I see no benefit to a vented rain screen in the dessert it is more for people that live in a rain forest.
Vented rain screens and attics are very risky in wild fire country as they may allow embers inside the building.
Walta
blamus20,
I live in wildfire country Colorado and have to disagree with Walta100 about rain screen gaps being very risky. Just like the problem of low to no air flow when trying to vent roofs with less than 1 1/2" venting, rain screen gaps of 1/2 to 3/4" do not constitute a hazard from chimney effect behind the siding. I can't quickly find my references on this subject. A properly done rain screen should have insect screen top and bottom. Various methods exist, Cor-a-vent or BattenVent are two plastic ones that don't rot. Perforated metal J strips and other formats won't melt and might survive rodents better.
Embers tend to collect in corners of roof to roof or roof to shed dormer kinds of corners and of course in gutters. Gutters should be screened. Ember intrusion into attics is a problem that is greatest with end gable venting screen failure. Under eave venting is still a risk. Winds passing over the roof can create sufficient pressure drops that pull embers up. Depends a lot on the venting design. Just the same 1/8" screening is now called for for roof vents. ERV, dryer vent and combustion vents are now also to be covered against embers in my locality. I do have a problem with dry vent covers because of lint build up risk.

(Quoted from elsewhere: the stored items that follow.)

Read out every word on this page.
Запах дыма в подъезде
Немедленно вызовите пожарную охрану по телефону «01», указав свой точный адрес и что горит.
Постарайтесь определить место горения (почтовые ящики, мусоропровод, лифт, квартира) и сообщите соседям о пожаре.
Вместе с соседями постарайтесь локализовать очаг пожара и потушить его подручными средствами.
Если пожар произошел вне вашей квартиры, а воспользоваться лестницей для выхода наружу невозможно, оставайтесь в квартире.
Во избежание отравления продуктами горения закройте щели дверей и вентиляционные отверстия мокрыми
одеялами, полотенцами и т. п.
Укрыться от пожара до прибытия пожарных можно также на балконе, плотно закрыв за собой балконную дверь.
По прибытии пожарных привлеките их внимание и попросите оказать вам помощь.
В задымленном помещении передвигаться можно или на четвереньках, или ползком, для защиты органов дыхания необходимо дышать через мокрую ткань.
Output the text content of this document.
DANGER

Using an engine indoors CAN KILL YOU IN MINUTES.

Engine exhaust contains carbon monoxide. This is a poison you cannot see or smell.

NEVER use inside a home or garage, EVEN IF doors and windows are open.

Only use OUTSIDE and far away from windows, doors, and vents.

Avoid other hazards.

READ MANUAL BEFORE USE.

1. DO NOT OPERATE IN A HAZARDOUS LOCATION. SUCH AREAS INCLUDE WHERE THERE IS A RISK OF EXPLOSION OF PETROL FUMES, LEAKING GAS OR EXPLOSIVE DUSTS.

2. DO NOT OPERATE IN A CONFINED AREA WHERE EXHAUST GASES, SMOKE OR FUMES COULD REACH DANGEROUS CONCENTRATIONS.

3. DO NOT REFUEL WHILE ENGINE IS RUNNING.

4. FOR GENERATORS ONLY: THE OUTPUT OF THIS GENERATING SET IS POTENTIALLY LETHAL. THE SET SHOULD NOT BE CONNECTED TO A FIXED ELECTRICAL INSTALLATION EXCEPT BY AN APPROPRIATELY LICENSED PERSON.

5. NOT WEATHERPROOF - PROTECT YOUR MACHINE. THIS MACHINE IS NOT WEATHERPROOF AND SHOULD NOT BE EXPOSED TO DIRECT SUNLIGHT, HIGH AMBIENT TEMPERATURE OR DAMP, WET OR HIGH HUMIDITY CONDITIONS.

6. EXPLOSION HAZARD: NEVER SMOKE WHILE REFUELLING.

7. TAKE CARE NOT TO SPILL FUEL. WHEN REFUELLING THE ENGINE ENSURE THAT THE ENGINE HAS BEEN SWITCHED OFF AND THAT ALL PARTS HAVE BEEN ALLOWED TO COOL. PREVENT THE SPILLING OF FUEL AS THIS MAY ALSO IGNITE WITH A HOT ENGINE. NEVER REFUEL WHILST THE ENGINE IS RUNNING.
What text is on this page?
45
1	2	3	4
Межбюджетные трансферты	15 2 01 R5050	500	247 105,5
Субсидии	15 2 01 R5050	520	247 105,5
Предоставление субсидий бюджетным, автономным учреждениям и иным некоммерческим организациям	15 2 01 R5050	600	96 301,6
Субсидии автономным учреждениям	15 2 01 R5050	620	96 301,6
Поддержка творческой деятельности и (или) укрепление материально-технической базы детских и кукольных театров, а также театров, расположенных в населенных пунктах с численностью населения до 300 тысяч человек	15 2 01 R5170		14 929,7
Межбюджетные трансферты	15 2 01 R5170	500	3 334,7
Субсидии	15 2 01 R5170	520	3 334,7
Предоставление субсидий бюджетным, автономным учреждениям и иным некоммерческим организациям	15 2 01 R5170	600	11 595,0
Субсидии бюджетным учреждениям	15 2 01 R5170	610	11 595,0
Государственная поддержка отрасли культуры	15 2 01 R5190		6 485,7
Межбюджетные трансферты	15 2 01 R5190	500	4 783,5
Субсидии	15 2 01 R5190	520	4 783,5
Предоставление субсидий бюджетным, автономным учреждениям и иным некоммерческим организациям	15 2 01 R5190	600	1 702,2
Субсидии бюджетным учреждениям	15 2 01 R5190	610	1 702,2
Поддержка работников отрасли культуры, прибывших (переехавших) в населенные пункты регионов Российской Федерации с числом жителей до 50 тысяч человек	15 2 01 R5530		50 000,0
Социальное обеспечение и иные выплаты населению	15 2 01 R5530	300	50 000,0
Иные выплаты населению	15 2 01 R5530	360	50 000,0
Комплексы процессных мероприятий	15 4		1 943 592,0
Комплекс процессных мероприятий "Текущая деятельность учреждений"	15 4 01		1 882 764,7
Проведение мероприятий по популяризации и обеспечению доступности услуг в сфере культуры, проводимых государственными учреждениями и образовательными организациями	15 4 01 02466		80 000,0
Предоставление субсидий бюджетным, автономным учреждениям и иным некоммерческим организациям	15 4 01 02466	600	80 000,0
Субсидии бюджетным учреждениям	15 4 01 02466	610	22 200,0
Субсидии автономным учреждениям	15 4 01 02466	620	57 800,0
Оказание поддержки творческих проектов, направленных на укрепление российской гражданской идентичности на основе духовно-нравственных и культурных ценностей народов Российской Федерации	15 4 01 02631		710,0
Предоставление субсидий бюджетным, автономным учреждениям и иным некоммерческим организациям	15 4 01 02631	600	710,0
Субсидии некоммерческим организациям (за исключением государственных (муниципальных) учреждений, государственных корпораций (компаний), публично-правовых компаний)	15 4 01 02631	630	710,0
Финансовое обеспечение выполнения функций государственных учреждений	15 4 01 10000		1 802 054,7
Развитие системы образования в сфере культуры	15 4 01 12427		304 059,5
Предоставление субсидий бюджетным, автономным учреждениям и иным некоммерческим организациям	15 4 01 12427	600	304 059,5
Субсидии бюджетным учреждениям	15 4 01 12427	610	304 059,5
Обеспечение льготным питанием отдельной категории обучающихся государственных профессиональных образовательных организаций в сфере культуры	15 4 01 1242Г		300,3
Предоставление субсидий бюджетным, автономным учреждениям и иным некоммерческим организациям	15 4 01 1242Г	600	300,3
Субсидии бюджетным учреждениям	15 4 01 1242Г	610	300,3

Back to your wall question. The tar coated fiber board makes me think of what we called beaver board back when I lived in that day. It has little to no structural value in my experience. Let in bracing was used to provide wracking resistance. How much resistance compared to modern code is a good question. When new, the tar coating at least kept the rain from soaking it long enough to get the siding on. Not sure if any claims were made about air or vapor resistance as no one thought like that then.
Zip R-12 would get you to a reasonably safe dry to interior wall if the stud cavity is 2x4. Structurally it is a question whether you are gaining with this choice, though taped off Zip would give you a better air sealing than you have now. Even in new construction this thickness is tricky to fasten to code and warranty requirements. Two inch Low GWP Foamular or foil-face polyiso insulation directly over the beaver board then taped off could be a possible choice. One by stock for rain gap or ripped 5/8" plywood strips (1/2" will be too wavy) then siding of choice.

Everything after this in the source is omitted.